That commuter intensity was to overwhelm the undertaking, resulting in significant losses, followed by a massive scaling back.  Stability was then upset when Badgerline-owned Thamesway started a competing, copy-cat service.  Eventually the two operators came together with a joint service in a declining market, but then First (as Thamesway had become) pulled out, followed by Arriva (as successor to Southend Transport) who also gave up and the service ceased in 2002. 

But that was not to be the end, with four more operators trying their hand, most notably Stephensons of Essex from 2002 to 2008, before the last residual traces of the service disappeared in 2016.

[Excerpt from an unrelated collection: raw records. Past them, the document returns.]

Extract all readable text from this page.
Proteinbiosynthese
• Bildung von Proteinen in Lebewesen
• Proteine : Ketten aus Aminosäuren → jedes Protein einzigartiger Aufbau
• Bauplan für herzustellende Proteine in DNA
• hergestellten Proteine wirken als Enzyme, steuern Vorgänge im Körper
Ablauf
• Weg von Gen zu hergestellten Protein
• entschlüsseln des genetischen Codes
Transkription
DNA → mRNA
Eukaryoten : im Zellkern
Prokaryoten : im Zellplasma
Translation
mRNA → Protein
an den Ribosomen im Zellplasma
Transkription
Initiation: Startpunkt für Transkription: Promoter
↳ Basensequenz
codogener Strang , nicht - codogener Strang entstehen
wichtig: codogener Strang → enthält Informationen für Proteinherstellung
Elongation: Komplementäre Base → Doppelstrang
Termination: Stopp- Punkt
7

This book tells the story of that rise and fall, from early ambitions to the present day.  The product of many years of research, including interviews with most of the senior managers involved with the service from its inception in 1980, the book aims not just to record what happened, but to explain how and why – crucial elements missing from so many transport books.  Indeed, in setting the context, the story spans one hundred and one years.   The book is dedicated to the memory of Derek Giles, Southend Transport’s revered Traffic Superintendent who drove the development and growth of the service for its first seven years.  However, the author has sought to offer an honest, objective and at times critical assessment of the decisions that saw the service expand to unsustainable heights and almost bankrupted the undertaking.

The text is supported by very extensive endnotes, both referencing sources and expanding on the main text.  An index is also included.  The book has been deliberately priced at an attractive level of £30 (plus post & packing), compared to the trend in many other substantial bus books, to make it accessible to as many enthusiasts as possible.

 

Specification:

A4, hard-backed, 284 pages, 120,000 words and numerous illustrations of vehicles, publicity, timetables and tickets.  Recognising that there was not enough room for every vehicle used on the service to be illustrated in the book, there is also a link to a Flickr site offering many more pictures.